Problem Statement

Various different tools exist to analyze a text (document) as a single work or a group of texts (corpus) and the relations between them. Some well known examples are Voyant and Tesserae. These tools use computational techniques to augment humanistic research of texts. But they’re limited in that they’re not designed to work together; the analysis that Tesserae performs is not available to any tools in the Voyant suite, for example. I propose the construction of Whistle, a modular software tool that allows for many types of computational analyses, and then makes those results available to many different types of visual display. This facilitates the separation of analysis components and visualization components, which will lead to more composable and re-usable tools in the field of textual analysis, and ultimately provide humanists with better digital research aids.

Approach

The end result will be a web-based application for text analysis. It will allow users to manage texts and group them into corpuses, and offer a variety of tools that can operate on those texts and/or corpuses. We will focus on the creation of a single analysis tool (using fastText to output word vectors) and visual display thereof (finding similar phrases across documents, similar to Tesserae). But the system will be engineered in such a way that other tools can be added (both analytical and visual), and given sufficient time/resources, we would like to add those, too.

Audience

There are two audiences. One is toolmakers and software engineers who are interested in creating novel textual analysis tools.
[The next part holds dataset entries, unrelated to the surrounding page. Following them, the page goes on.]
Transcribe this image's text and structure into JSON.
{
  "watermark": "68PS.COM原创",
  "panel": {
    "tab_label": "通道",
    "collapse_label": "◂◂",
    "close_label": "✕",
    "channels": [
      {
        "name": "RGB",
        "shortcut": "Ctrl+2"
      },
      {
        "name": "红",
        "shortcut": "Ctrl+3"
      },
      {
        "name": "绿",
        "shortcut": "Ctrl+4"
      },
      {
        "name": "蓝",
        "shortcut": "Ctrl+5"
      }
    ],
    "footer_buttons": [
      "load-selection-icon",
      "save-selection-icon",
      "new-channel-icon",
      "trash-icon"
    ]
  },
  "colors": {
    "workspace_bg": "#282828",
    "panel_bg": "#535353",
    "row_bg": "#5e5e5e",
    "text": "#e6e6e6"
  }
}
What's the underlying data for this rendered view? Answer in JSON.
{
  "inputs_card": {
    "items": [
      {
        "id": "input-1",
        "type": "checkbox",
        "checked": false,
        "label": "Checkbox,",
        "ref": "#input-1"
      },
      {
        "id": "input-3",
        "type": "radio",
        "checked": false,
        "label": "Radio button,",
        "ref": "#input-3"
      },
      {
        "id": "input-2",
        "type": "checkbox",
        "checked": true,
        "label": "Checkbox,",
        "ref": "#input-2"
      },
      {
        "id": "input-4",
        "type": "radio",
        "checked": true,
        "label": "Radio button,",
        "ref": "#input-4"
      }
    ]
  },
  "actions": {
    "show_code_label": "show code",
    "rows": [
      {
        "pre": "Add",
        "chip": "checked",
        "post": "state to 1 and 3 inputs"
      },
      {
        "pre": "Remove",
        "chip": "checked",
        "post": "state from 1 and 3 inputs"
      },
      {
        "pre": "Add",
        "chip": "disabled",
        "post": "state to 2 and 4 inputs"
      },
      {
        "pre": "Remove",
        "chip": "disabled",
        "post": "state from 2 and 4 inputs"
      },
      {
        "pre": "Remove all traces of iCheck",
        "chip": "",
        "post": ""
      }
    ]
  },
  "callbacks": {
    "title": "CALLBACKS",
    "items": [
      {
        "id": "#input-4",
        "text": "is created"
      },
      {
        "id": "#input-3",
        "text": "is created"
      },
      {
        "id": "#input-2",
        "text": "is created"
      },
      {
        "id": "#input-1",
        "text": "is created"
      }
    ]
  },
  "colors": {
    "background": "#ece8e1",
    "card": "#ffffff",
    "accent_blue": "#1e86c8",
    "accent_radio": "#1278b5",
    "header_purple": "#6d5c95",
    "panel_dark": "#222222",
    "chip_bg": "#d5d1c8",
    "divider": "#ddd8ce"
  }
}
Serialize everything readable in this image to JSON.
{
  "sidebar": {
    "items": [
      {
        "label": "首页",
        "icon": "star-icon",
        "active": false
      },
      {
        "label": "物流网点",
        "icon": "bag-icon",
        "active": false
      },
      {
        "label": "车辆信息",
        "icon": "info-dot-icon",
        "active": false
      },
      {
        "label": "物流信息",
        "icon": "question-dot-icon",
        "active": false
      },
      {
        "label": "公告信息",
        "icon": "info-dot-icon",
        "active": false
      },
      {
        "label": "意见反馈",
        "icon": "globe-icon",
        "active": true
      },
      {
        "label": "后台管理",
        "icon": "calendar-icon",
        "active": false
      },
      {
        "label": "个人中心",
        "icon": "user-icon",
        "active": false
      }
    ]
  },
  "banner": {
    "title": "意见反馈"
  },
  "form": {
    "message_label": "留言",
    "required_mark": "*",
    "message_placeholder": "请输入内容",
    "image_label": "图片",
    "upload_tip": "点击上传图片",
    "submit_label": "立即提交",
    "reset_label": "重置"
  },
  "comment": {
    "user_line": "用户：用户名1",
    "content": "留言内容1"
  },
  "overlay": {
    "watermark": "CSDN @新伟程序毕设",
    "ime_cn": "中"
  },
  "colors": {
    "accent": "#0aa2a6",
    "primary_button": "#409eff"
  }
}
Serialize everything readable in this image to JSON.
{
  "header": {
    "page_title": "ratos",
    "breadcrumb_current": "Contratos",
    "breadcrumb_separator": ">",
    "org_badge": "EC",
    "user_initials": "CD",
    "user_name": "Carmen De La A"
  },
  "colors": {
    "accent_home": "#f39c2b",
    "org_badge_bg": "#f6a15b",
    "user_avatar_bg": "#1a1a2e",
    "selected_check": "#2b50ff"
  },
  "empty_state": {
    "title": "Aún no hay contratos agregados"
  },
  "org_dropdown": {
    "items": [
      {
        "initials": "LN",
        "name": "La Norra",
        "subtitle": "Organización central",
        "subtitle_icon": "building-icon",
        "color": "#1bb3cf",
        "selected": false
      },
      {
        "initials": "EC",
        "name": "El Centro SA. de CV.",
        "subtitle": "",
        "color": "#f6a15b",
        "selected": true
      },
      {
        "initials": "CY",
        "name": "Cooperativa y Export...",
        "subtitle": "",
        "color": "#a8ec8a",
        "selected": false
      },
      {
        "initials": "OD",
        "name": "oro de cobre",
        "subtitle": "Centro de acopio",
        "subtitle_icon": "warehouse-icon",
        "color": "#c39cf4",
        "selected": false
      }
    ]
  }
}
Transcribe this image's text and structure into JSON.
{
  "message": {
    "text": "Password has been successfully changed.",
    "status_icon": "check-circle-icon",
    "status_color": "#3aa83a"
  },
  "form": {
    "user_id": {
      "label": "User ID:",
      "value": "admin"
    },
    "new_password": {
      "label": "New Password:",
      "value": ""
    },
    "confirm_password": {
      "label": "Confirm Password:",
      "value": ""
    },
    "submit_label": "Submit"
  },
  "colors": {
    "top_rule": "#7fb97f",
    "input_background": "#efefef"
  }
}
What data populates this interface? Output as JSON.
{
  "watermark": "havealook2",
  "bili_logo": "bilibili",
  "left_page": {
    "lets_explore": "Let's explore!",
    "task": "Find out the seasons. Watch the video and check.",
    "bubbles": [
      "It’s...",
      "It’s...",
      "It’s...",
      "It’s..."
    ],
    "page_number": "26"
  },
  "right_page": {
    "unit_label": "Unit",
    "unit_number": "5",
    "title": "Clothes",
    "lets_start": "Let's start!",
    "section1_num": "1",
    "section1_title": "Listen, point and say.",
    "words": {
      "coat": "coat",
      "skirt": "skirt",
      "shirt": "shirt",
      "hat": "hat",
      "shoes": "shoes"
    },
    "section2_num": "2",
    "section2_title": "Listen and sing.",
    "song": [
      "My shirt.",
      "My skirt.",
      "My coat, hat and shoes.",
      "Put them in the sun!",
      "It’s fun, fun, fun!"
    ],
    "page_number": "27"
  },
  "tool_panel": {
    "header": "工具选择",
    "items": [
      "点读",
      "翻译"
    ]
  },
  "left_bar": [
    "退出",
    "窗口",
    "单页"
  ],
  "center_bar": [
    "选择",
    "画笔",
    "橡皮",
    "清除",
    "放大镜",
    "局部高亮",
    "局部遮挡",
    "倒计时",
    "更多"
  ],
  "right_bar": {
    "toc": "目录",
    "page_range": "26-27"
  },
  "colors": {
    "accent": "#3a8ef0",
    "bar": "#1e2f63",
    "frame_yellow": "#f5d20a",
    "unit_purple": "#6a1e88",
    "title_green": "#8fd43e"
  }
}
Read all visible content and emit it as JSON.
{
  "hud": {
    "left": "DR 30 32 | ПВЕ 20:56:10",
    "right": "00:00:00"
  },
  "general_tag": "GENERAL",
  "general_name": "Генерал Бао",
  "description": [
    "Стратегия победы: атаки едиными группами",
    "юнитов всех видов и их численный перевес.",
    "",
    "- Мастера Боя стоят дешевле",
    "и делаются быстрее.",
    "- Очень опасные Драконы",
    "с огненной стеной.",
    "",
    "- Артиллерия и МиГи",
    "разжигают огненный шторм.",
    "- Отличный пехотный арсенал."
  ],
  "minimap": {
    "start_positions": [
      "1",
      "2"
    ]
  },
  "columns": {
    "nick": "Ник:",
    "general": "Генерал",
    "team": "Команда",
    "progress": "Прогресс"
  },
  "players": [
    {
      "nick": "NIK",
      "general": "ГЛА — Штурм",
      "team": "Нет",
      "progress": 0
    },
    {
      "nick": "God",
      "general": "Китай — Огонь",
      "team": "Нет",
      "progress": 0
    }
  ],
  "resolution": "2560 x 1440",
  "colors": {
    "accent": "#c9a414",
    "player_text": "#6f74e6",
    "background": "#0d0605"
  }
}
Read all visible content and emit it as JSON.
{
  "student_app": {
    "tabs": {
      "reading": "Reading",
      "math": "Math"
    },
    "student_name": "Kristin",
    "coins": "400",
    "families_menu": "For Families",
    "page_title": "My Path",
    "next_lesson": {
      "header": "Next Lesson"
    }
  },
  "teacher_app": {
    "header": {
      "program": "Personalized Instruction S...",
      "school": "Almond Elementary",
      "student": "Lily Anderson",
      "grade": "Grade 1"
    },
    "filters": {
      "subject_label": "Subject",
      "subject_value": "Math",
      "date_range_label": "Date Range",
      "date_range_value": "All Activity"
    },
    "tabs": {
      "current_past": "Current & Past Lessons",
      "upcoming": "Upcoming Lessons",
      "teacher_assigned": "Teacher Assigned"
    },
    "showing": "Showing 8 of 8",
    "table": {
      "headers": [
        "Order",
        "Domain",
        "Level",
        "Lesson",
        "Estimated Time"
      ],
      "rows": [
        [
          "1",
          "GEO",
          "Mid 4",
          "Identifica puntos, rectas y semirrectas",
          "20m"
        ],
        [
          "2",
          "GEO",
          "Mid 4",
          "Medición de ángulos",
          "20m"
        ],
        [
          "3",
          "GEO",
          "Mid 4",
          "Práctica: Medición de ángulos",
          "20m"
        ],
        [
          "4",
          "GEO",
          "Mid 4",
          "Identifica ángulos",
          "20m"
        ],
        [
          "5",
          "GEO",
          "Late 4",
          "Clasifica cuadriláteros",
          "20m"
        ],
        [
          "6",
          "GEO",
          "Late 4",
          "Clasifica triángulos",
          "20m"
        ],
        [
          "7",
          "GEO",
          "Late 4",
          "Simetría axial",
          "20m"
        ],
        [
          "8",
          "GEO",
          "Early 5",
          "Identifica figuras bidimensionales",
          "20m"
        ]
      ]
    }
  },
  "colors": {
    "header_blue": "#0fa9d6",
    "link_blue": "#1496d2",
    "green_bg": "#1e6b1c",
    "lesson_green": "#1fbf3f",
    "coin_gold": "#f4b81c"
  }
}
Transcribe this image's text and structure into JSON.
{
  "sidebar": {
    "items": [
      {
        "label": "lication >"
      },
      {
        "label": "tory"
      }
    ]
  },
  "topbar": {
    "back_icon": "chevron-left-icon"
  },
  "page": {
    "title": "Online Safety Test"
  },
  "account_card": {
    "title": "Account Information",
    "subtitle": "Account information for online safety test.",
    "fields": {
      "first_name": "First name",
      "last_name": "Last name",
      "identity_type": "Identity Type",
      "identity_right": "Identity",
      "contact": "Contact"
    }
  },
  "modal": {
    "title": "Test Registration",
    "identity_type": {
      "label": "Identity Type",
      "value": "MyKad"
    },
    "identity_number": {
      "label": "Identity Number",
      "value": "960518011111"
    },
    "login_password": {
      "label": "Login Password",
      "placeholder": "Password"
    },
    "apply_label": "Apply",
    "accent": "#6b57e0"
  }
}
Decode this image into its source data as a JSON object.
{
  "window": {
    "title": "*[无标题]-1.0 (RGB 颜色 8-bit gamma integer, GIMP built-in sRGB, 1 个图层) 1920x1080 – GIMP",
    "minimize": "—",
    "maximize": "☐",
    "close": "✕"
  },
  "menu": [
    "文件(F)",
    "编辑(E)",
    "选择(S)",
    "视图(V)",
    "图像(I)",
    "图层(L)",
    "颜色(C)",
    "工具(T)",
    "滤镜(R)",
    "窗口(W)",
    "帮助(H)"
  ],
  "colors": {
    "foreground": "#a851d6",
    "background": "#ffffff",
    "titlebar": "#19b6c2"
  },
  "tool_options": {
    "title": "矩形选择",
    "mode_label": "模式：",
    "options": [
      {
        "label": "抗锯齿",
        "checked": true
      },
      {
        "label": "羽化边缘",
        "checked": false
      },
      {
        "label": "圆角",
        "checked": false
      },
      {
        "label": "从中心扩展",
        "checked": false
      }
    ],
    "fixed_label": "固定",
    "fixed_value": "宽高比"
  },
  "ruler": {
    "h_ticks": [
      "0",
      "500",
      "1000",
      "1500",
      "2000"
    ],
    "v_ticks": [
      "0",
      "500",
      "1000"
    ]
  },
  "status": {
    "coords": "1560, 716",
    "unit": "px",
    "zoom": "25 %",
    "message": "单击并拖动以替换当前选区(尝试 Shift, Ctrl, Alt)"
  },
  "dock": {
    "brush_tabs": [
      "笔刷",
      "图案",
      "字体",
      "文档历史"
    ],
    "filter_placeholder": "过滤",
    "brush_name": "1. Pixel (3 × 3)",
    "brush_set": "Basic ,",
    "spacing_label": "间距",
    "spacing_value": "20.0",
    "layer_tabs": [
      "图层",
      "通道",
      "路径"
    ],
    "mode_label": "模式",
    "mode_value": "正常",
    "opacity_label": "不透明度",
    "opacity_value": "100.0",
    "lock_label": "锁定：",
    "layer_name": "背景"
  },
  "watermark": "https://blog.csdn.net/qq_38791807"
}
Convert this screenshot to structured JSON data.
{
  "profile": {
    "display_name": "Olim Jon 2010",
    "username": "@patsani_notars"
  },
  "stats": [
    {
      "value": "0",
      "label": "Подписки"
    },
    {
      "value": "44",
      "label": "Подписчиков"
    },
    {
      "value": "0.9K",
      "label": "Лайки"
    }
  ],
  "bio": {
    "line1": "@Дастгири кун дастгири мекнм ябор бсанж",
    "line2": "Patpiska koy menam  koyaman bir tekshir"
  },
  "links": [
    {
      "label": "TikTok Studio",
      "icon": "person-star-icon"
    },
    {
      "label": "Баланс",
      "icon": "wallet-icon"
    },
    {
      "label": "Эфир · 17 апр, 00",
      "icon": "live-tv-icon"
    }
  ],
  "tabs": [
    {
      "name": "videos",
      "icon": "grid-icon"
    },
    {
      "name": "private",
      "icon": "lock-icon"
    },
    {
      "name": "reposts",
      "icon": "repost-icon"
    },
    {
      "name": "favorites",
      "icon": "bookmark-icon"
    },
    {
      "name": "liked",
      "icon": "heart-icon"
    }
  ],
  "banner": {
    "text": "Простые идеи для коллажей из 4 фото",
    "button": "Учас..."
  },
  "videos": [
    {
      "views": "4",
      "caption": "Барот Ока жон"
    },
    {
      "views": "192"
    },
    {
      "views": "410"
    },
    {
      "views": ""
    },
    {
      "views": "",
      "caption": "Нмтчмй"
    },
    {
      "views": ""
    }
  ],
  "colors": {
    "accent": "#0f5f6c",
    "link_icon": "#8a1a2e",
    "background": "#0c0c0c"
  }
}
The second is humanistic researchers who would like to use these tools without having to understand the details of their implementation.

Skills Needed

  • Software engineering: this project will most likely be written in Javascript from front-to-back, for development ease and speed, although analysis tools may be written in or use tools written in other languages.
  • UI/UX design: many digital humanities tools suffer from difficult-to-use interfaces. Ideally our end result will buck the trend.